Posted by on Feb 21, 2014 in Diario, gite, pellegrinaggi, storie paesane | 0 comments

La bicicletta non è mai stata solo un mezzo di svago o passatempo come viene usata oggi da molti appassionati e realizzata con le migliori tecniche e materiali per renderla leggera e performante, alcuni modelli si possono usare su ogni superficie stradale. Un tempo veniva usata molto spesso per spostarsi per andare al lavoro vista la carenza di altri mezzi di trasporto ed era fatta di ferro aveva pneumatici di gomma piena, usava dei freni a bacchetta e dei tappi per ridurre la velocità costruiti artigianalmente dal meccanico del paese, aveva un lumino per illuminare la strada di notte che usava del liquido infiammabile, una sella di cuoio resistente e delle molle per attutire le frequenti buche del pavimento stradale.

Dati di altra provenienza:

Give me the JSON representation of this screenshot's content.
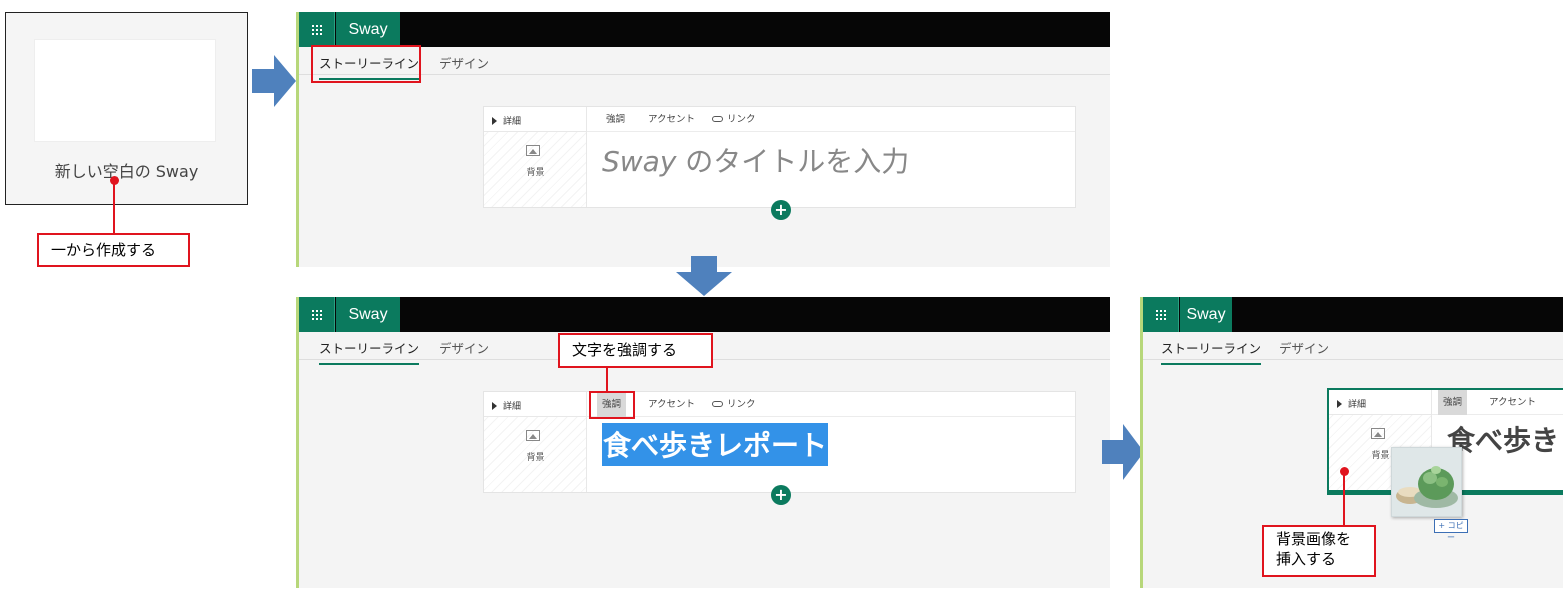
{
  "start": {
    "card_label": "新しい空白の Sway",
    "callout": "一から作成する"
  },
  "app": {
    "name": "Sway",
    "tabs": {
      "storyline": "ストーリーライン",
      "design": "デザイン"
    },
    "card": {
      "details": "詳細",
      "background": "背景",
      "tools": {
        "emphasis": "強調",
        "accent": "アクセント",
        "link": "リンク"
      },
      "plus": "+"
    }
  },
  "panel1": {
    "title_placeholder_italic": "Sway",
    "title_placeholder_rest": " のタイトルを入力"
  },
  "panel2": {
    "title": "食べ歩きレポート",
    "callout": "文字を強調する"
  },
  "panel3": {
    "title_partial": "食べ歩き",
    "copy_tag": "+ コピー",
    "callout_line1": "背景画像を",
    "callout_line2": "挿入する"
  },
  "colors": {
    "brand_green": "#0b7a5e",
    "callout_red": "#e0141e",
    "arrow_blue": "#4f81bd",
    "selection_blue": "#3392e8"
  }
}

La robusta catena veniva oliata con del grasso per non farla cigolare ed era senza alcuna protezione così costringeva il ciclista ad alzare i pantaloni per non sporcarli di unto tanto che ad un certo punto sono diventati di uso comune soprattutto dai militari che per lo stesso scopo non si sporcavano di fango durante le trasferte, inoltre questo modello “sport o alla zuava” permetteva di non impigliare la stoffa del pantalone tra le maglie della catena, lacerandola.